A la vue d’un tel signe on l’interpelle : « Quel signe peux-tu nous donner pour expliquer cela ? Il répondit : détruisez ce Temple et en trois jours je le relèverai. » Dans cet Evangile, comme dans celui de la Samaritaine, Jésus nous révèle que «  l’heure vient où vous n’irez plus ni sur cette montagne ni à Jérusalem pour adorer le Père (…) l’heure vient – et c’est maintenant – où les vrais adorateurs adoreront le Père en esprit et vérité : tels sont les adorateurs que recherche le Père. » Jésus constate, en quelque sorte, l’obsolescence des sacrifices du fait du manque de foi dont le trafic serait le signe. Par ce geste, Jésus dit qu’il est le vrai Temple, l’autel, le prêtre et la victime. Il annonce qu’Il va offrir, une fois pour toutes, sa vie sur la croix, en sacrifice d’action de grâce pour la Gloire de Dieu le Père et pour notre salut.
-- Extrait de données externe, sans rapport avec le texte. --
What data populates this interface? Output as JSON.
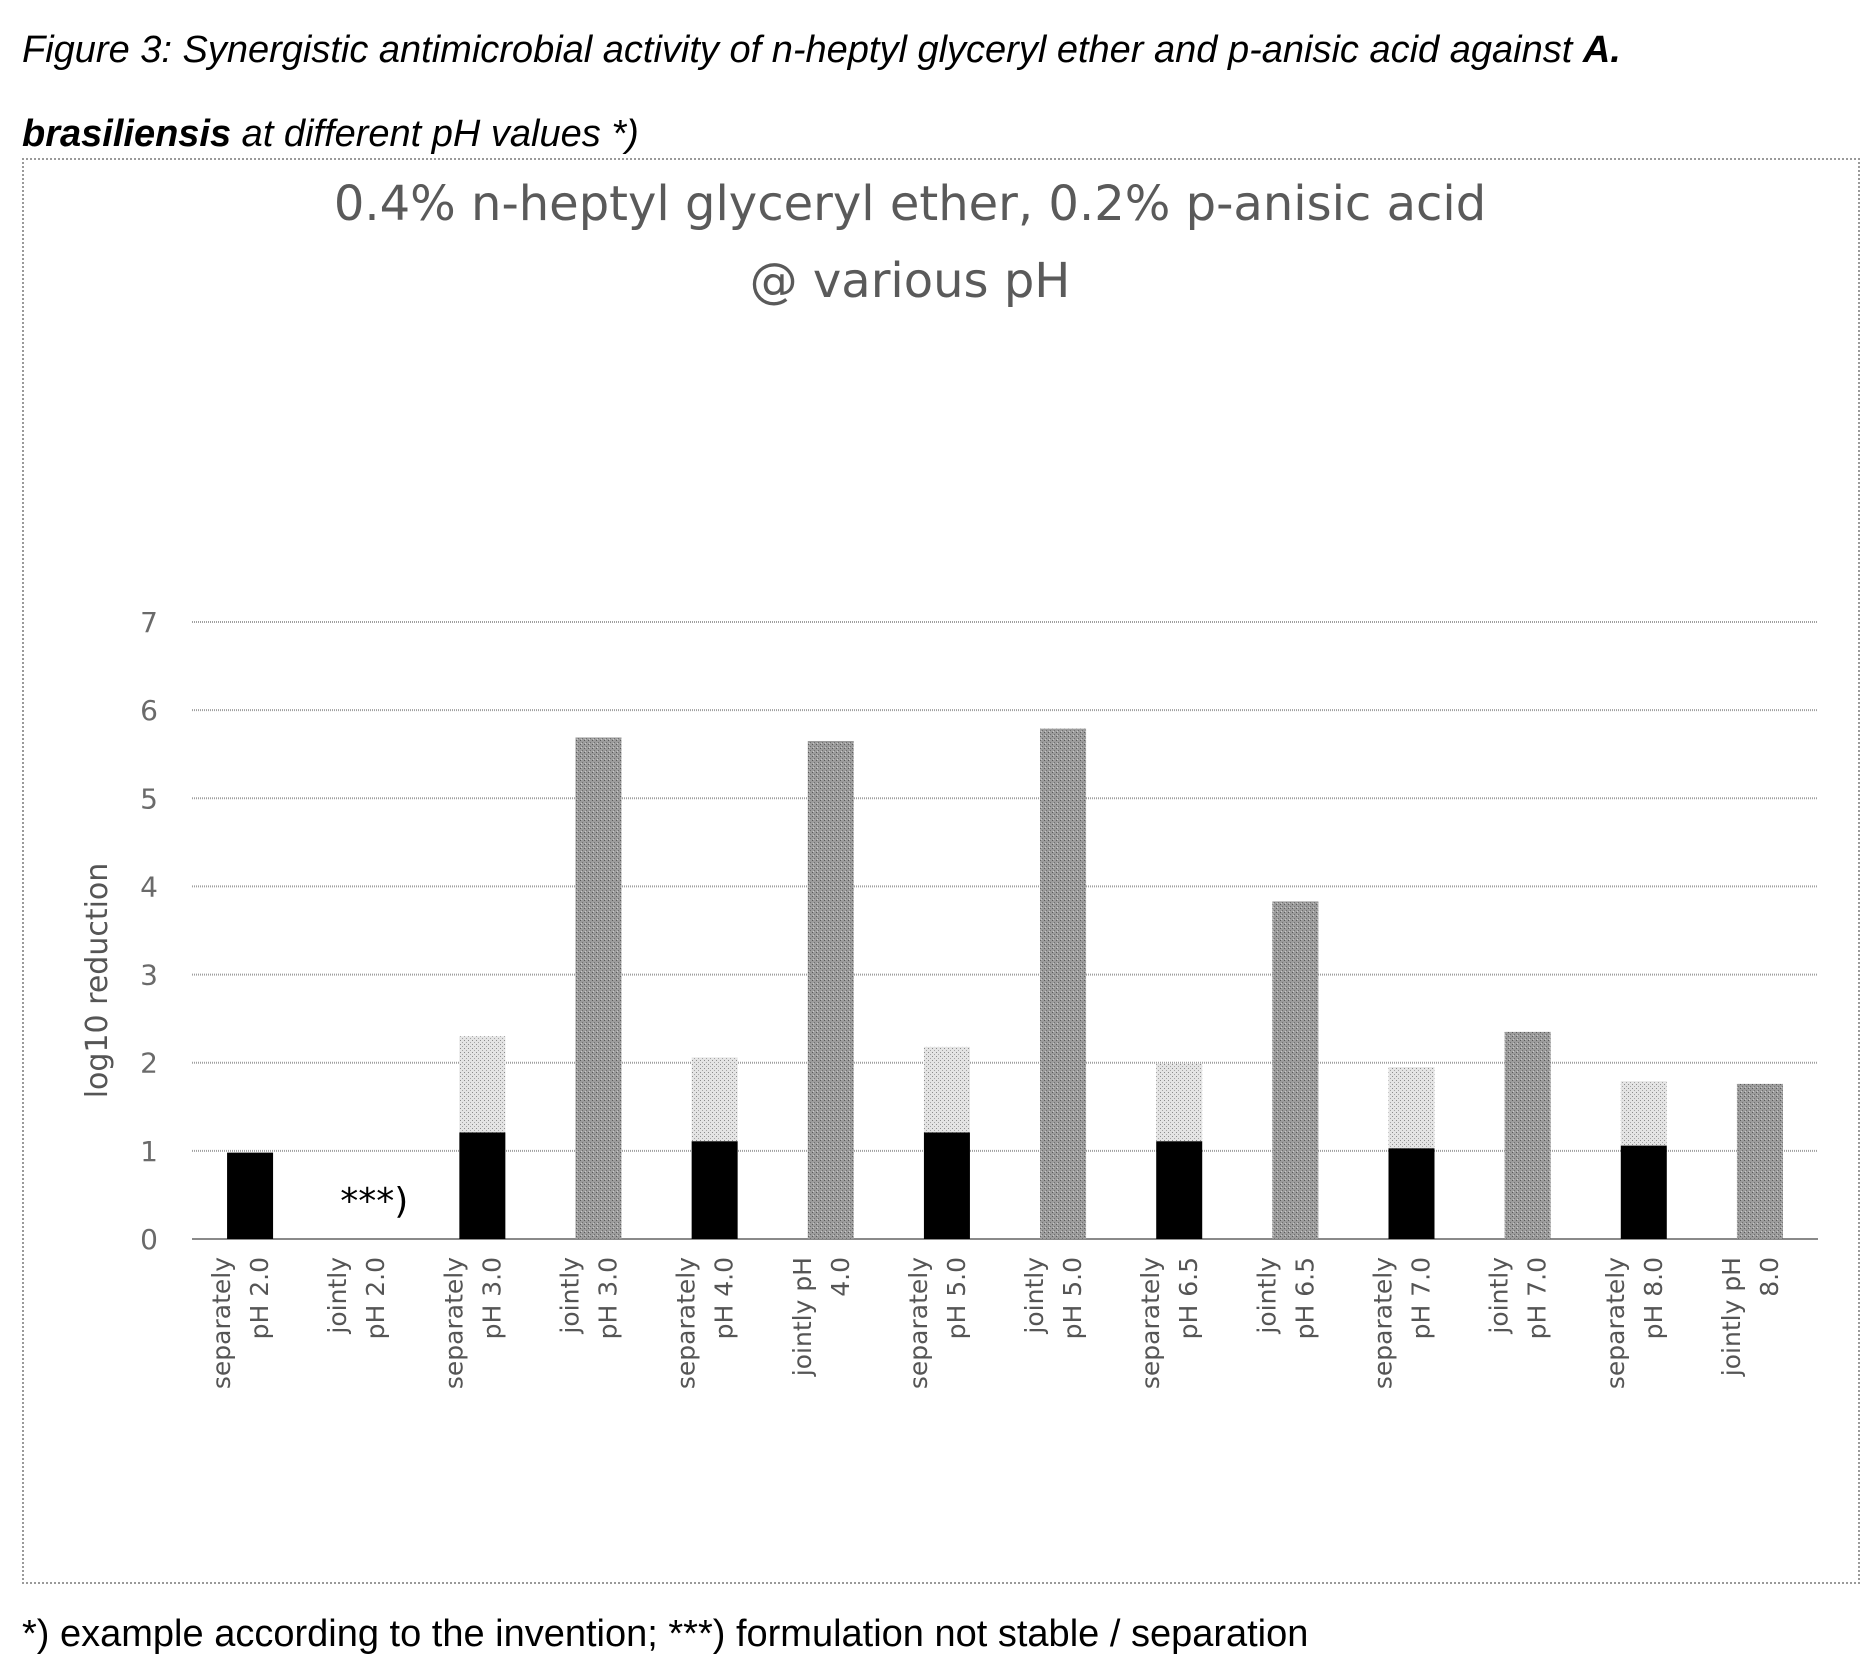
{
  "caption": {
    "line1_text": "Figure 3: Synergistic antimicrobial activity of n-heptyl glyceryl ether and p-anisic acid against ",
    "line1_bold": "A.",
    "line2_bold": "brasiliensis",
    "line2_text": " at different pH values *)"
  },
  "footnote": "*) example according to the invention; ***) formulation not stable / separation",
  "chart_data": {
    "type": "bar",
    "title": [
      "0.4% n-heptyl glyceryl ether, 0.2% p-anisic acid",
      "@ various pH"
    ],
    "ylabel": "log10 reduction",
    "xlabel": "",
    "ylim": [
      0,
      7
    ],
    "yticks": [
      0,
      1,
      2,
      3,
      4,
      5,
      6,
      7
    ],
    "grid": true,
    "legend": "none",
    "categories": [
      [
        "separately",
        "pH 2.0"
      ],
      [
        "jointly",
        "pH 2.0"
      ],
      [
        "separately",
        "pH 3.0"
      ],
      [
        "jointly",
        "pH 3.0"
      ],
      [
        "separately",
        "pH 4.0"
      ],
      [
        "jointly pH",
        "4.0"
      ],
      [
        "separately",
        "pH 5.0"
      ],
      [
        "jointly",
        "pH 5.0"
      ],
      [
        "separately",
        "pH 6.5"
      ],
      [
        "jointly",
        "pH 6.5"
      ],
      [
        "separately",
        "pH 7.0"
      ],
      [
        "jointly",
        "pH 7.0"
      ],
      [
        "separately",
        "pH 8.0"
      ],
      [
        "jointly pH",
        "8.0"
      ]
    ],
    "stacked": true,
    "series": [
      {
        "color": "#000000",
        "pattern": "solid",
        "values": [
          0.98,
          null,
          1.21,
          null,
          1.11,
          null,
          1.21,
          null,
          1.11,
          null,
          1.03,
          null,
          1.06,
          null
        ]
      },
      {
        "color": "#d4d4d4",
        "pattern": "light-stipple",
        "values": [
          null,
          null,
          1.09,
          null,
          0.95,
          null,
          0.97,
          null,
          0.88,
          null,
          0.92,
          null,
          0.73,
          null
        ]
      },
      {
        "color": "#8a8a8a",
        "pattern": "dark-stipple",
        "values": [
          null,
          null,
          null,
          5.69,
          null,
          5.65,
          null,
          5.79,
          null,
          3.83,
          null,
          2.35,
          null,
          1.76
        ]
      }
    ],
    "annotations": [
      {
        "category_index": 1,
        "text": "***)"
      }
    ]
  }
}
« Mais le Temple dont il parlait, c’était son corps. » Depuis sa mort et sa résurrection, lorsque deux ou trois sont réunis en son nom, lorsque nous proclamons l’Evangile du salut et d’une manière suréminente et parfaite, lorsque nous célébrons l’Eucharistie, Il est vraiment présent. Autrement dit, par l’Eucharistie il construit son Eglise et en se donnant en nourriture il fait de nous son Corps. Avons-nous suffisamment conscience que par notre baptême et notre confirmation, nous sommes devenus le Corps du Christ et le Temple de l’Esprit-Saint ? Avons-nous suffisamment conscience que nous sommes unit de manière viscérale à notre Mère l’Eglise ? Avons-nous suffisamment conscience que beaucoup d’âmes manquent encore à la plénitude de la stature du Christ ? En bref : sommes nous dévorés par le zèle de l’amour de Dieu, de son Eglise et des âmes qui ne Le connaissent pas? Voilà autant de bonnes raisons pour vivre ensemble le Carême comme un temps de renouveau spirituel et d’intimité avec Dieu notre Père…

Bon dimanche de Carême à tous et bonne semaine à tous.

Pod

Notes :   [ + ]

1. Homélie XXIII sur l’évangile selon saint Jean, 2.
2. Commentaire de l’Evangile selon saint Jean.